Abstract

Glioblastoma is one of the most aggressive brain cancers. Although this tumor is considered relatively rare, it has considerable clinical economic and social impacts due to the limited success that has been achieved so far for its prevention and treatment. The current drawbacks in early diagnostics are mostly attributable to cancer cells heterogeneity and cerebral localization, which both contribute to reduce the potential diagnostic options, thus making the search for candidate biomarkers more or less like finding a needle in a haystack. However, interesting data emerged from recently published studies attest that the assessment of some epigenetic biomarkers (namely methylguanine-DNA-methyltransferase promoter methylation status, combined measurement of some putative micro RNAs), proteomic analysis and cell-free circulating tumour DNA of circulating cancer cells may pave the way to a paradigm shift in glioblastoma diagnostics.
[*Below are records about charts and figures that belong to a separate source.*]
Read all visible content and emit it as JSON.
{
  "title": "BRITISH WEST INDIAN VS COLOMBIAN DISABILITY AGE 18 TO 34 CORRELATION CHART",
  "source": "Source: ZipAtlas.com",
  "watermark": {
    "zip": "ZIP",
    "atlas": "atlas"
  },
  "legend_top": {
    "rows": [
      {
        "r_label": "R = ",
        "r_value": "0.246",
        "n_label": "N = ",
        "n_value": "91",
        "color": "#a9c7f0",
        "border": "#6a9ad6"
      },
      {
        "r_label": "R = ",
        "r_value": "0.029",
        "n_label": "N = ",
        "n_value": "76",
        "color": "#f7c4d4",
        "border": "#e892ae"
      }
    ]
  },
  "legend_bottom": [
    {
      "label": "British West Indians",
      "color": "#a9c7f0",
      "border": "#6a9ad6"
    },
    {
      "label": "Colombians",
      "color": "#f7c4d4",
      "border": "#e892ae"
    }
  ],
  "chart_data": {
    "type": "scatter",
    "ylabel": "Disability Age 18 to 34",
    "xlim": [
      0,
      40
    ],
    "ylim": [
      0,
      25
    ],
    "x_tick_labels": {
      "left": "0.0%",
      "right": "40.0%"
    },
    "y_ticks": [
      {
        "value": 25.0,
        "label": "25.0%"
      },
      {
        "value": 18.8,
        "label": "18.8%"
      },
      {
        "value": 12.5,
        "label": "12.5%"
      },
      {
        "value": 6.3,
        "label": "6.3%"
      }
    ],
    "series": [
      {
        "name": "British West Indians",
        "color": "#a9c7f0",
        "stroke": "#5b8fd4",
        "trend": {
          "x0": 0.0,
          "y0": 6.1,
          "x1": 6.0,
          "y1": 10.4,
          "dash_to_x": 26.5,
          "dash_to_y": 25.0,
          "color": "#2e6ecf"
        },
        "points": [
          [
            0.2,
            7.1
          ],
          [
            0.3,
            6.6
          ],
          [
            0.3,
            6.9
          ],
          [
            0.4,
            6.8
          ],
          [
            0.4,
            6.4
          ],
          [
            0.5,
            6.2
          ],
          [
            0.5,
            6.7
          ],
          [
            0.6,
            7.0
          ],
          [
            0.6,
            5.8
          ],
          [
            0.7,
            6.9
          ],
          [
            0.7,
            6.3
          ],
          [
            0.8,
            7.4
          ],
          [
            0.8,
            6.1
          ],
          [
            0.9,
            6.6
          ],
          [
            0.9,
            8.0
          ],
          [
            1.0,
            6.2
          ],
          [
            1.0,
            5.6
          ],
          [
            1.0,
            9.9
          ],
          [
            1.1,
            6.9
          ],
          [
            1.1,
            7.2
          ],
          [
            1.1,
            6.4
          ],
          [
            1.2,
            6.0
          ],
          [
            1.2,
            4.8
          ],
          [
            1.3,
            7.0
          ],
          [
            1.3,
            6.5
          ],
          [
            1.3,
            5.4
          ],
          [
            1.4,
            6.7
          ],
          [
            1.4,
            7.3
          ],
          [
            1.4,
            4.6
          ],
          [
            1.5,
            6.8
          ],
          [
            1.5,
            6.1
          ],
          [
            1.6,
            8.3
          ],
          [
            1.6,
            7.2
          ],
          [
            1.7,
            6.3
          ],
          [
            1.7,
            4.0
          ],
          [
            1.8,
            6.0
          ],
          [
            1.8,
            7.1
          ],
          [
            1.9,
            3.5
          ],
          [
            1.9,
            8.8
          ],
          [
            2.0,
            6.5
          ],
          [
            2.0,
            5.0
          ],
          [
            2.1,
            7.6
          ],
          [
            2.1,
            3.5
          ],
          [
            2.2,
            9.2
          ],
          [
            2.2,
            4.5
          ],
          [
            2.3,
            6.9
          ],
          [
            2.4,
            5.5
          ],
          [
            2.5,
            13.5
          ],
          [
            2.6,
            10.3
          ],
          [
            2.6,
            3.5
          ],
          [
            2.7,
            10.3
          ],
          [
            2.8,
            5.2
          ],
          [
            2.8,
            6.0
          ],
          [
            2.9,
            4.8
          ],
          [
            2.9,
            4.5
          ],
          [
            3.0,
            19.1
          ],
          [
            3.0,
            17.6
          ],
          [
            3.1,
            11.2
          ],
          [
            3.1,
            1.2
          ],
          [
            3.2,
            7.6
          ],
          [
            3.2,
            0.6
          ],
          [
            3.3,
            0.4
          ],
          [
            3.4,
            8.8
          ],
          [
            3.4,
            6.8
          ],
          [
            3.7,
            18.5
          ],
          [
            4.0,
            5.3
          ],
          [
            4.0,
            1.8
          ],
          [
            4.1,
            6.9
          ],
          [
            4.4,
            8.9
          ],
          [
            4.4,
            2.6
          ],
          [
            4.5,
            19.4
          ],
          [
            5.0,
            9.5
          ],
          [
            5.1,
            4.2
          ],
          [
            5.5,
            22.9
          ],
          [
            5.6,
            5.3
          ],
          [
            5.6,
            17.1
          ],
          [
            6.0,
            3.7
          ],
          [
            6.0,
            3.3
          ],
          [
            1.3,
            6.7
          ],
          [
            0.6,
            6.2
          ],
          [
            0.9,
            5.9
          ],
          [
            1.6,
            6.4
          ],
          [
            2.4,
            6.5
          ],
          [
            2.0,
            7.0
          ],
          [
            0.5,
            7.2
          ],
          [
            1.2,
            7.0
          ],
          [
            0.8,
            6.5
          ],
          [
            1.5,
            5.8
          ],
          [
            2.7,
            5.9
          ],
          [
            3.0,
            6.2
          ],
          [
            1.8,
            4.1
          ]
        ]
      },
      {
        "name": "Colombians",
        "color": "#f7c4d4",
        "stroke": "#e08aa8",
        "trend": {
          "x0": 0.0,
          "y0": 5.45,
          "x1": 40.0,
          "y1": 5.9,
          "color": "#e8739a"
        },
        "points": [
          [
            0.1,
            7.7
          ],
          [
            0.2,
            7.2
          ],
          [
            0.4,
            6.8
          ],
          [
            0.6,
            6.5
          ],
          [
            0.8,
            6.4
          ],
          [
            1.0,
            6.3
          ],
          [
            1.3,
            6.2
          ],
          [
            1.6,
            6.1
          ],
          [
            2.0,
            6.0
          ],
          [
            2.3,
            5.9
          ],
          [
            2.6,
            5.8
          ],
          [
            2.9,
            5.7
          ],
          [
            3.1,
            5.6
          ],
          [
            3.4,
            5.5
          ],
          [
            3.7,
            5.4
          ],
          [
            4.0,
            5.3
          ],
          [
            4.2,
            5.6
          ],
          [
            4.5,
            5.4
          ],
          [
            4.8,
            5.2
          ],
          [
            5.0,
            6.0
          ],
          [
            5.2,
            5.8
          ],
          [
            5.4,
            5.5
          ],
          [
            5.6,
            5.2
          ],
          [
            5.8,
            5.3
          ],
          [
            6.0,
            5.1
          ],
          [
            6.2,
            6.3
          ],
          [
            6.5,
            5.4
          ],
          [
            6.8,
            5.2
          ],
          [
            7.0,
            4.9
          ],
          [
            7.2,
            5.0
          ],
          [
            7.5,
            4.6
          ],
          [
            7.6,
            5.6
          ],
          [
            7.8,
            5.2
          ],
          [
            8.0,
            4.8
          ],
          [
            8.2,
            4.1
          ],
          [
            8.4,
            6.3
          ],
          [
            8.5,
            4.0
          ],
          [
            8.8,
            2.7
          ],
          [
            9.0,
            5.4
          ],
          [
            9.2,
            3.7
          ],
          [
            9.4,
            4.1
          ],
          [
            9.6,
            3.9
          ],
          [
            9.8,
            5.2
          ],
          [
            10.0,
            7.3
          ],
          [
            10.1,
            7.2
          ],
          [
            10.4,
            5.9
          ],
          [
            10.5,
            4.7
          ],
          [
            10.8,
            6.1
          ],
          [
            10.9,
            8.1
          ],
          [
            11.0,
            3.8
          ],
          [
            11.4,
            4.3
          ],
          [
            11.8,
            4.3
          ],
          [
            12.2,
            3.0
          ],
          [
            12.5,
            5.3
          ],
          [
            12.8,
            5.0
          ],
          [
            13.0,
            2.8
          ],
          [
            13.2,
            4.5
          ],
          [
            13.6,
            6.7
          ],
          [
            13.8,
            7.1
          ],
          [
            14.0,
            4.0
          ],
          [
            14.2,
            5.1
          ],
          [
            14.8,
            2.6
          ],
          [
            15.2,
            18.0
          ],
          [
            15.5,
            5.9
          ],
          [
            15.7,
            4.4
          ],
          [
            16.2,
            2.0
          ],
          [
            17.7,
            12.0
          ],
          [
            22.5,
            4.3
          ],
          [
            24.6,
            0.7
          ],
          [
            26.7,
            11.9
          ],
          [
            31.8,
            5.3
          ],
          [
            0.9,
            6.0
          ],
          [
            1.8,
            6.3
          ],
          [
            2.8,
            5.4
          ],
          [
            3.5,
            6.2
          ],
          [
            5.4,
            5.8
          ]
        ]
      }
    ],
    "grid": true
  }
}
It is hence conceivable that combining these different strategies may yield better diagnostic performance that using one single approach alone. Moreover, the potential identification of specific glioblastoma signatures in cerebrospinal fluid, genetic, epigenetic or even biochemical, will perhaps enable identifying localized cancers much earlier than these biomarkers will appear and be measurable in the bloodstream. Further studies will be needed to explore these promising strategies in the future.